What is the difference between a victim and a martyr. Our age is fond of labeling large swaths of people as victims. Blacks are victims of some imaginary system of systemic racism that keeps them down. Addicts are victims of their own neural pathways that tell them that destructive substances and habits are good for them, and they are powerless to escape the grips of their neuropathologies. People who do not like to deal with the awkwardness of those around them are victims of microaggressions, and need safe spaces free of those who would confront their worldview or behavior. Previous generations were less enamored with the idea of victim and instead focused on the question of martyrs, writing huge books on those who had given their lives for noble causes and thus benefited the world through their choice of the noble in the face of great persecution and death. We do not hear so much of martyrs in our age and hear a lot about victims. This is one of the many ways which shows ours to be an age of decline and decadence. What it is that separates the two, though?
At the heart of the matter, the difference between a victim and a martyr is agency. A martyr chooses a course of action–one that is right and good and noble–in the face of danger knowing that the results could be painful and even fatal. The decision to be a martyr is the result of deliberate steps that one has taken with sometimes predictable results. An Edmund Campion, for example, goes into an England with violently hostile laws and knows that he will likely be found and tortured and put to death and does so anyway. A whole slew of pietistic faiths base their ambivalent attitude towards involvement with the political and social systems of a frequently hostile world to a lengthy tradition of martyrdom at the hands of corrupt and intolerant civic authorities, and yet choose to hold to belief systems that they know to be out of step with the corrupt society around them. A martyr knows that the times are evil and dangerous and does what is right despite the fact that this brings the risk of being targeted by that evil. And thus persecution and tribulation are not a surprise to a martyr but rather a sign that one is doing the right thing and will receive a blessing in heaven as just recompense for one’s present sufferings, and even that the world may be bettered by the example of fortitude and courage in the face of trouble.
A victim has no such agency. Instead, a victim is helpless and lacking in agency and is simply an innocent bystander in the great events going on. A martyr has strength in knowing that present suffering is connected to future glory and that to the extent that we suffer for righteousness sake we share in the experience of our Lord and Savoir on this earth who also suffered to the point of death for the sake of righteousness and who sits in glory at the right hand of Our Heavenly Father. A victim has no such consolation because there was no decision made to stand up in the face of danger and no connection between present suffering and future glory. Thus while martyrology leads one to an understanding of the redemptive path of suffering, for victims suffering is simply unjust and intolerable and without purpose or meaning. The results of this are lamentable but predictable in that victims see no way out of the suffering except to turn those who supposedly have victimized them into victims themselves. They project their lack of agency on those who have supposedly done them wrong and believe that justice demands an overturning of the system to assuage the feelings of weakness and powerlessness that come from being victimized. And so the victim becomes the abuser in the guise of the social justice warrior.

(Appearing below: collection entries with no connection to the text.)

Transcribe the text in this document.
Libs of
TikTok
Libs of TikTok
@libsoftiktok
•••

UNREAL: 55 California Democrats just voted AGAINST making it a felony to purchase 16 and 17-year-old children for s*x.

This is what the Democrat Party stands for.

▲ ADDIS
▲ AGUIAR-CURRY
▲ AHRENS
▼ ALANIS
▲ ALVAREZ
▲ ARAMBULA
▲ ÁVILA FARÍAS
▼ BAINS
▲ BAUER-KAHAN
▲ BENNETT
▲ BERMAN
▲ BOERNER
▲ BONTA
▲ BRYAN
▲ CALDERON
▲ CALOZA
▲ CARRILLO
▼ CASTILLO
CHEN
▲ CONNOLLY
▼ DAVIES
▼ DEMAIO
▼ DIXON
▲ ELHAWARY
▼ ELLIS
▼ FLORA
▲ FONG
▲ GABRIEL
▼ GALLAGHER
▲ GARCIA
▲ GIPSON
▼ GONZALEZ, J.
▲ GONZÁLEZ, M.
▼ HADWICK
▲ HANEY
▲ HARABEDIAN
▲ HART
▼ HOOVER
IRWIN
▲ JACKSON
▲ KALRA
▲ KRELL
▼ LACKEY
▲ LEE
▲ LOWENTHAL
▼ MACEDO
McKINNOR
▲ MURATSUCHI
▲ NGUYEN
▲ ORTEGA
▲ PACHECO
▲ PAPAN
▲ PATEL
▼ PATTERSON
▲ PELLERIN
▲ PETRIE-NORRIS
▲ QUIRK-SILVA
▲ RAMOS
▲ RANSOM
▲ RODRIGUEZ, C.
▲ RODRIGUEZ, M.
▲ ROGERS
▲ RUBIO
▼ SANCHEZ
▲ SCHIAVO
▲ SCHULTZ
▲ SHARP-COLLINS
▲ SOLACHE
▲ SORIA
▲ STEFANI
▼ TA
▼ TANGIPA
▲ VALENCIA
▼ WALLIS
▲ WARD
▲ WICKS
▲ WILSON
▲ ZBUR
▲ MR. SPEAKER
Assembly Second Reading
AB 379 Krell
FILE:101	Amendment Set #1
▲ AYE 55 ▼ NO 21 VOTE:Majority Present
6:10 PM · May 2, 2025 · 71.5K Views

How is it that a victim can regain one’s agency without giving into the dark side of the search for power to torment one’s tormentors and further increase the amount of evil and violence that exists? What is necessary for the victim to regain agency is not power, but rather insight. There are many layers that this insight can take. For example, we may see that life in a world that has devoted itself to rebellion against God and against God’s ways is dangerous and that we may occasionally suffer from life in such an evil place. We may, if we are wise, recognize that we are of the same sort of human nature as those who have abused us and that we have the same potential for darkness and evil inside of us that others have, and this may moderate our own pride and self-regard and lead us to restrain our conduct so that we do not do unto others what has been done unto us, as we are well acquainted with the horrors that unrestrained evil can bring into the troubled and tormented minds of survivors. This insight restores to us our agency, our realization that we must control ourselves, and that those who seek after the power to exploit and take advantage of others do so out of weakness and not out of strength and that there is a better way for us to follow, and this connections our present suffering to future glory and to a vision of a better and non-exploitative world to come while reminding us that we are imperfect and flawed beings ourselves. Therefore let us no longer be victims. If we must suffer, let our suffering be part of a larger context in which we know that the sufferings of this present existence are not worthy of being compared to the glory that is to come, as part of a story that has an ending we know in advance, that we win, and that no evil will be allowed to survive into the world to come, not even the evil inside of ourselves.